Sugar industry, being the major consumer of water, discharges its effluents into the outside environment mostly as untreated. However, besides knowing about the pollution strength of these effluents, knowledge about the mode of disposal of these effluents into the surroundings is also crucial. Thus, an intensive investigation was carried out to know the disposal patterns adopted by three selected sugar mills, namely, Habib Sugar Mills, Nawabshah, Matiari Sugar Mills, Matiari, and Fauji Sugar Mills, Tando Mohammad Khan, along with the obvious problems people were facing as a result. The study concluded that the disposal of untreated effluents into the surroundings had a negative impact on the resources such as land and water (both surface and ground) in particular and on the health of people and their livestock in general.

Value-Added Product Recovery from Banana Plant Waste: A Sustainable Way for Development

Pakistan being an agriculture country is enriched with abundance of biomass residues from agricultural crops such as wheat straw, rice husk, bagasse, banana plant, etc. that may be used for resources recovery. The banana plant is one of the potential cellulosic material like cotton crop, wood, etc., obtained from agricultural land. Development in the area of bio-conversion offers a cheap and safe method of not only disposal of agricultural residues but may also be used for the production of product, like, ethanol. Ethanol production from cellulosic material is a two stage process. Initially, the cellulosic material is converted to reducing sugar by acid hydrolysis or enzymatic hydrolysis and afterward, production of ethanol by fermentation process. The current work focuses on the optimization of acid hydrolysis and fermentation using Sacchromyces cerevisiae yeast. In the current study, process conditions for acid hydrolysis, i.e., particle size, reaction time, shaking speed, temperature and concentration of acid were studied in addition to fermentation process optimization. In acid hydrolysis, samples of various particle sizes, i.e., 26, 28, 30, 40, 50, and 100 μm, were used. It was found that reduction in particle size enhances the conversion of reducing sugars from banana plant. The optimized conditions for hydrolysis were found to be shaking time 2 h, temperature 80°C, shaking intensity 90 rpm, and solid–liquid ratio 50 g in 300 ml of H2SO4. With 100-μm particle size, optimum yield of Brix (reducing sugar) was obtained (21–24% per 300 ml). pH was adjusted in the range of 4.5–5.2. For the production of ethanol, aerobic fermentation was carried out using S. cerevisiae yeast species. The fermentation reaction was carried out in a 300-ml conical flask. Optimum yield was obtained at 31°C, residence time 8 h, and when shaken at 80 rpm.

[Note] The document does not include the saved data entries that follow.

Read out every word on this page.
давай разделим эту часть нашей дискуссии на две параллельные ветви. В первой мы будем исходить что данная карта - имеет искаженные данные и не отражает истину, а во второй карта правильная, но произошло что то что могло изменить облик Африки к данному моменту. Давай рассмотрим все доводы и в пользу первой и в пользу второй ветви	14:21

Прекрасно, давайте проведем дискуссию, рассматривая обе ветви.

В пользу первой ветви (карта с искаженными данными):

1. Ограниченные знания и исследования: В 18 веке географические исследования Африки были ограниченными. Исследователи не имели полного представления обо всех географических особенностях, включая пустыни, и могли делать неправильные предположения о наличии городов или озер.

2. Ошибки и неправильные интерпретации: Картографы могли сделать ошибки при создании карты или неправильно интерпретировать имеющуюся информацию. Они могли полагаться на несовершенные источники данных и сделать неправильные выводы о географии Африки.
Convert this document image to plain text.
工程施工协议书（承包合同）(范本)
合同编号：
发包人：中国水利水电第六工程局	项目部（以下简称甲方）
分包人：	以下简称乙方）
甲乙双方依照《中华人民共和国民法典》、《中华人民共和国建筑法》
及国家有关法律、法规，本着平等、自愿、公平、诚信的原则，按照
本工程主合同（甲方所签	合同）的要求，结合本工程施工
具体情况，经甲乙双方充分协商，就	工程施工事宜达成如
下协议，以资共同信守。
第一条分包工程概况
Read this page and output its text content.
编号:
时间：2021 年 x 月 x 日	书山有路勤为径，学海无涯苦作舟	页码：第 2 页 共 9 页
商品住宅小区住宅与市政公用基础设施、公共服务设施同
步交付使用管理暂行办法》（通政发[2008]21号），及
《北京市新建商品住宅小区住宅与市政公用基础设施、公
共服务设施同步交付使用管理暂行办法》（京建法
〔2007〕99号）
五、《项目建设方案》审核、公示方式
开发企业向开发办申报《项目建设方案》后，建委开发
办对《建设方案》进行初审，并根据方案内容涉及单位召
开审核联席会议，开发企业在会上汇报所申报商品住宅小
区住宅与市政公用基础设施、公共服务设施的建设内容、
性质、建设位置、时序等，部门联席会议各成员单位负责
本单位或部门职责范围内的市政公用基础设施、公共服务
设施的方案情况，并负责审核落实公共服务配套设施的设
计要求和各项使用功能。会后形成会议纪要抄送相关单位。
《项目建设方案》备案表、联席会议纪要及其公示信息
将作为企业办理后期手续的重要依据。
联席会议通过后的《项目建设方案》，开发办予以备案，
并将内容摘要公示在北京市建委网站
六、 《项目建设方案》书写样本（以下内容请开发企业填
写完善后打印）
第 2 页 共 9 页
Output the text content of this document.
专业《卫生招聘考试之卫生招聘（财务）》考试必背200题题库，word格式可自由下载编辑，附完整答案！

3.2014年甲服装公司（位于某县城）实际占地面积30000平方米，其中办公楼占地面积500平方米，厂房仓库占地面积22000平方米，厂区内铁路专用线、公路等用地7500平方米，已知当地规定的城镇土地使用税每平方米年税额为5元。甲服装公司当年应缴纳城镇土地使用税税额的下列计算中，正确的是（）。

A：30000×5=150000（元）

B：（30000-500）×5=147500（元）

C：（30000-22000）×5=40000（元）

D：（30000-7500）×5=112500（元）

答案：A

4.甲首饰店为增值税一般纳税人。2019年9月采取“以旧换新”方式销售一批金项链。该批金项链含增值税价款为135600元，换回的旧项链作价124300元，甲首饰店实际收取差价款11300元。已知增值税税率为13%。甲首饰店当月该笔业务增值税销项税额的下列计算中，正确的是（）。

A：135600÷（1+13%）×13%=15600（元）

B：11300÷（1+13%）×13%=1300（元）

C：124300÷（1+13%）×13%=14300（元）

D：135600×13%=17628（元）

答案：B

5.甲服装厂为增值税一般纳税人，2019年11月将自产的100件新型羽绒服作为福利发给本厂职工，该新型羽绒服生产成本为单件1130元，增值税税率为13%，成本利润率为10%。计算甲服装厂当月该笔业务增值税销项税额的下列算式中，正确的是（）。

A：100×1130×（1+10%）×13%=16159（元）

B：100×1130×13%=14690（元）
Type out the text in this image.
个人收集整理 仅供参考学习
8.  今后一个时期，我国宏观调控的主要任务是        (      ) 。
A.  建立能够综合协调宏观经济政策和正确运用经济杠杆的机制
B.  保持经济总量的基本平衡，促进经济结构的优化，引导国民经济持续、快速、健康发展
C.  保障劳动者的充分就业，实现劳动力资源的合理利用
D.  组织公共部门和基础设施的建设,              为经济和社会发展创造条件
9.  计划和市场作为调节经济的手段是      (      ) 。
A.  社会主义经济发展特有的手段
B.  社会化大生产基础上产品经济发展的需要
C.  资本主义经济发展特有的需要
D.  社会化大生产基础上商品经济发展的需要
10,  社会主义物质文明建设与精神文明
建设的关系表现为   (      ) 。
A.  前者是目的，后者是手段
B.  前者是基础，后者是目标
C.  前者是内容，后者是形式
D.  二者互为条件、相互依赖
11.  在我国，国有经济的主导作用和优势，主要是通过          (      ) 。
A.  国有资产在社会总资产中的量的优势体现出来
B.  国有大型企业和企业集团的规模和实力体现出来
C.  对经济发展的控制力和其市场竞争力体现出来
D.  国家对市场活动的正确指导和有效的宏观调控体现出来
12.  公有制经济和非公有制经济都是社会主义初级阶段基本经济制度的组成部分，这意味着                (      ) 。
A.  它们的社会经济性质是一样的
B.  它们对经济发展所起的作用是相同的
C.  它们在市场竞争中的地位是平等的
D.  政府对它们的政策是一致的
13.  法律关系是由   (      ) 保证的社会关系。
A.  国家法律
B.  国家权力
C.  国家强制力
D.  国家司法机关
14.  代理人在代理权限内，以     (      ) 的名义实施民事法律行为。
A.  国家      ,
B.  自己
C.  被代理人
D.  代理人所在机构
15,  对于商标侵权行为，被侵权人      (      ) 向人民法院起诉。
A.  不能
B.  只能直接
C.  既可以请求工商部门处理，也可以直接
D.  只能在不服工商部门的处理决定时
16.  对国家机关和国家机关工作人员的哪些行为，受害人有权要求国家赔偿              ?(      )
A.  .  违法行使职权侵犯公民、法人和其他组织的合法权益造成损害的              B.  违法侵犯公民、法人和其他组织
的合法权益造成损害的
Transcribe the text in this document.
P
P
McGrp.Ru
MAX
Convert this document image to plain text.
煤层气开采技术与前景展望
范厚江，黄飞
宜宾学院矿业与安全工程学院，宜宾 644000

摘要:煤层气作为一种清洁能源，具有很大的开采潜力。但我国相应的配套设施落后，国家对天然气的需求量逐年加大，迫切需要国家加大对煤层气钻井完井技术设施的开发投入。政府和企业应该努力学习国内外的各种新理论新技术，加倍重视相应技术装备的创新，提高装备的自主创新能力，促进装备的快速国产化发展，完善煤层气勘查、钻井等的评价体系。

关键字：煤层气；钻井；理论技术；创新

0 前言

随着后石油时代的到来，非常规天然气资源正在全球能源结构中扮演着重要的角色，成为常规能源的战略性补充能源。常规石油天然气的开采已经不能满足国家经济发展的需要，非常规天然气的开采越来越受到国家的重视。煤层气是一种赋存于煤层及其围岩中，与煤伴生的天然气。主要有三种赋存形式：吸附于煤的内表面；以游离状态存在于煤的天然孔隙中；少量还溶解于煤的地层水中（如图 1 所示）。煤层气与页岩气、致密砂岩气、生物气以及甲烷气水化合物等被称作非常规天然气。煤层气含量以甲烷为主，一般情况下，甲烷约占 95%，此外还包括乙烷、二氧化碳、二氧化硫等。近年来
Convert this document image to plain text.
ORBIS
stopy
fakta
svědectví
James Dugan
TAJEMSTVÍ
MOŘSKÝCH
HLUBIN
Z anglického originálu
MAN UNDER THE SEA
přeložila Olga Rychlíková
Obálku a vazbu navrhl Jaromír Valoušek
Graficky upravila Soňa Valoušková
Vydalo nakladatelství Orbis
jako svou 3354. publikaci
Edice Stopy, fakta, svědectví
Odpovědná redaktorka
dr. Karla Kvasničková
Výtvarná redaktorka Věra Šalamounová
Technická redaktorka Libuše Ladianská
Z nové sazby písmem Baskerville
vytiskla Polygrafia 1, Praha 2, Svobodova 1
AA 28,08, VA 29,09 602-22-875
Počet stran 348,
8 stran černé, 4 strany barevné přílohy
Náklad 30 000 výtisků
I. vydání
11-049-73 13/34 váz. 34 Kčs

Ethanol Production from Molasses Using an Indigenous Strain of Thermotolerant Kluyveromyces marxianus Under Controlled Conditions

Ethanol produced by a fermenting renewable crop such as sugarcane molasses is a very cheap source of alternative fuel. All the developed and some developing countries have taken up bioethanol as an alternative energy source. This situation arises because of the depletion of the fossil fuel reserves, rising costs, and environmental impacts. This study shows that a newly indigenous strain isolated as a mutant strain of thermotolerant Kluyveromyces marxianus M15 produced a maximum production of ethanol in 48 h. The kinetic parameters have been studied for cell growth, substrate consumption, and ethanol production for wild and mutant strains of K. marxianus M15. It has been observed that the wild strain was growing up to 55°C, while the mutant strain was growing up to 65°C. In this study, the mutant strain M15 was proved to be stronger than its parental culture due to its microbial activity. K. marxianus were grown in a 23-l fermentor (working volume 15 l) on different substrates, including glucose, sucrose, and molasses at concentrations of 10, 12, 15, and 17%. Total sugars were tested for their ability. M15 produced maximum ethanol of 72.5–75.2 g l−1 with concentration of 15%, and β-fructofuranosidase (F-Fase) at 72 and 48 h, respectively.